The Congress party has promised a blitzkrieg at the offices of the Enforcement Directorate (ED) later on Monday when party leader Rahul Gandhi appears before the body. Sonia Gandhi is expected to testify later.
Rahul and his lawyers believe that the case is politically motivated and has no merit. They further point to the egregious conduct of the government in the use of the ED against political opponents and cite circumstances of the extension given to the chief of the investigative body, so that the institution is compliant with the wishes of the government.
The ED says there is enough evidence to warrant an investigation.
Here are the plain, unvarnished facts:
In 1937, Jawaharlal Nehru started a company, Associated Journals (AJL), with 5,000 other freedom fighters as its shareholders. The company did not belong to any person in particular. Leaders like Kailash Nath Katju were shareholders.
In 2010, the company had 1,057 shareholders. Actually, this number is a matter of dispute, because as Business Standard reported in 2016, senior lawyers, including Kapil Sibal and P Chidambaram, claimed the number of shareholders was 761. The number of shareholders is crucial as later events show.
Business Standard’s research showed the largest minority shareholders of the company included hoteliers (the Lalit Suri family) and Abhim Investment, an entity operating out of Amitabh Bachchan’s Pratiksha bungalow in Mumbai.
AJL published the National Herald newspaper in English, Qaumi Awaz in Urdu, and Navjivan in Hindi until 2008. It had dues amounting to Rs 90 crore and was closed down. But it owned valuable real estate in Delhi, Mumbai, Lucknow, Patna, and Panchkula.
In 2010, Young Indian (YIL) was set up, with Rahul, then a general secretary of the Congress, as director. While Rahul and his mother Sonia held 76 per cent of the company’s shares, the remaining 24 per cent were held by Congress leaders Motilal Vora and Oscar Fernandes, both dead. The company was said to have no commercial operations.
Soon after its formation, YIL took over AJL. Heirs of some of the shareholders said they had no information on AJL being taken over. This could be a violation of the Companies Act, 1956.
The number of shareholders is central to the extraordinary general meeting that allowed a non-profit company like YIL to take a majority shareholding in AJL.
In 2012, Bharatiya Janata Party leader and advocate Subramanian Swamy filed a complaint before a trial court, alleging that some Congress leaders were involved in cheating and breach of trust in the acquisition of AJL by YIL. He alleged that YIL had ‘taken over’ the assets of the National Herald in a ‘malicious’ way.
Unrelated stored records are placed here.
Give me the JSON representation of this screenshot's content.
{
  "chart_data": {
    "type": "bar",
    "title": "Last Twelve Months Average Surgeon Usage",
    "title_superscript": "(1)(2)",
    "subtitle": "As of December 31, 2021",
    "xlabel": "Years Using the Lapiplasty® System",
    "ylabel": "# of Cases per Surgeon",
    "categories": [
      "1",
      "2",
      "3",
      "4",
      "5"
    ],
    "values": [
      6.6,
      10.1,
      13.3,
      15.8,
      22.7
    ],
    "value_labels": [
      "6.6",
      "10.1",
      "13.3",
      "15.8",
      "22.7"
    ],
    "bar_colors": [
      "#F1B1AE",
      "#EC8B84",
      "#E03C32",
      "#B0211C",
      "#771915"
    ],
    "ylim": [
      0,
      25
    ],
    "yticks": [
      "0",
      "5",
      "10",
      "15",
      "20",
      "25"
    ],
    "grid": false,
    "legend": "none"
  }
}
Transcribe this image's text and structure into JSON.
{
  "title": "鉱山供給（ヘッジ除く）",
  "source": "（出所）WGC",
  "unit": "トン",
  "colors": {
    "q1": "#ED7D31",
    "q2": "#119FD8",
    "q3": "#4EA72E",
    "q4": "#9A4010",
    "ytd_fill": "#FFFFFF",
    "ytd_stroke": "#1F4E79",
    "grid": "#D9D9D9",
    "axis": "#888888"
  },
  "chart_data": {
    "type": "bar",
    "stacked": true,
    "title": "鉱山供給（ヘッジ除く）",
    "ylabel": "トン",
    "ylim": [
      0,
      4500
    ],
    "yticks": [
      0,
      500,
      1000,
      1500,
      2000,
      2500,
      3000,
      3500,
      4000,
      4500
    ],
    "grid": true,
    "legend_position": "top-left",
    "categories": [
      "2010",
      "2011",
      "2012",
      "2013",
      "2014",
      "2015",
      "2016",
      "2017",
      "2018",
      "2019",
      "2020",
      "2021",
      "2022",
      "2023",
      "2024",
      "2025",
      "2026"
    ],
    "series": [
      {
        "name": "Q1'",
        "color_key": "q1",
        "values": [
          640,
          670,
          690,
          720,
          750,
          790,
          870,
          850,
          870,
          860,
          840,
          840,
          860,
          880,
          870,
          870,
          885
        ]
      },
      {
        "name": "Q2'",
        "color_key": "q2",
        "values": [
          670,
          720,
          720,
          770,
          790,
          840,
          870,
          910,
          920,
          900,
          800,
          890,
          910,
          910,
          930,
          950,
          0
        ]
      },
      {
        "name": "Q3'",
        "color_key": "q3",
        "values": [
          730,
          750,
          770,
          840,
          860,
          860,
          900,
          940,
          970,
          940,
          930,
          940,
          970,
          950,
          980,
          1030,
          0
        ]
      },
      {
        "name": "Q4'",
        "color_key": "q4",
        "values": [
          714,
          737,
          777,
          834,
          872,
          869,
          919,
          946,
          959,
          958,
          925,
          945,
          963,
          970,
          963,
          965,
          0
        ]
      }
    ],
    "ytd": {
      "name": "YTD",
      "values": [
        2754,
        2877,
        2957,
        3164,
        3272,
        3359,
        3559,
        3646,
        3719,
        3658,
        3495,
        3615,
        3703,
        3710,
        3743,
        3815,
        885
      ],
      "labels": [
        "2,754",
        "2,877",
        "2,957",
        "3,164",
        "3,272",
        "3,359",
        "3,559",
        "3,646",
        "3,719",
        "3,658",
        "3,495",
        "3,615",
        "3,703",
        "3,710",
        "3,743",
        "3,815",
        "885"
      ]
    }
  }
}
The charge was that the directors had violated the provisions of the Companies Act, 1956.
“After having considered the entire case in its proper perspective, this court finds no hesitation to put it on record that the modus operandi adopted by petitioners in taking control of AJL via special purpose vehicle, i.e., YIL, particularly, when the main persons in the Congress party, AJL, and YIL are the same, evidences a criminal intent. Questionable conduct of petitioners needs to be properly examined at the charge stage to find out the truth,” observed the Delhi High Court in its judgment.
While dismissing the petition of the Gandhis, the judge added he was not taking a call on the merits of the case. “Without casting any reflection on the merits of this case and while leaving the larger questions raised in these petitions open, to be considered at the charge stage, these petitions and the pending applications are dismissed with aforenoted clarification,” he noted.
The lawyers for YIL argue that the transaction was a simple conversion of debt into equity. But the ED came into the picture after the Gandhi family was found to be owing taxes amounting to around Rs 250 crore.
The income-tax (I-T) department, which passed an order in October 2017 under Section 12AA(3) of the I-T Act, said the company needed to pay tax on a transaction amounting to Rs 413 crore. The last appeal by the family against the order was dismissed on March 31.
According to the ED investigation into the matter, the objective of the takeover was twofold: ‘to obtain valuable benefits embodied in the business assets of AJL; and not pay any tax on the business income from them’.
They say the takeover included a ‘fraudulent transaction involving the purchase of a non-existent loan of Rs 90.21 crore by the Congress party for Rs 50 lakh’.
The loan was actually a book entry, designed to transfer 99 per cent of the shares of AJL to YIL (held by the Gandhi family), for which ‘the assessee company had taken accommodation entries of Rs 1 crore from a hawala entry operator located in Kolkata called Messrs Dotex Merchandise’. A commission of Rs 1 lakh was paid by cheque for the hawala entry of Rs 1 crore by the Gandhis, says the ED.
Lawyers for the Congress and the Gandhi family say this is simply not correct.
“There is no money. There is no transfer of property. There is no transfer of money. Yet a charge of money laundering is made out,” says Abhishek Manu Singhvi, adding, “YIL cannot use money in any form which it gets, because it can neither pay dividend nor accumulate profit by which it can give out the money.”
This is the issue that Rahul – and later Sonia – will have to hammer out with the ED in a case that begins on Monday.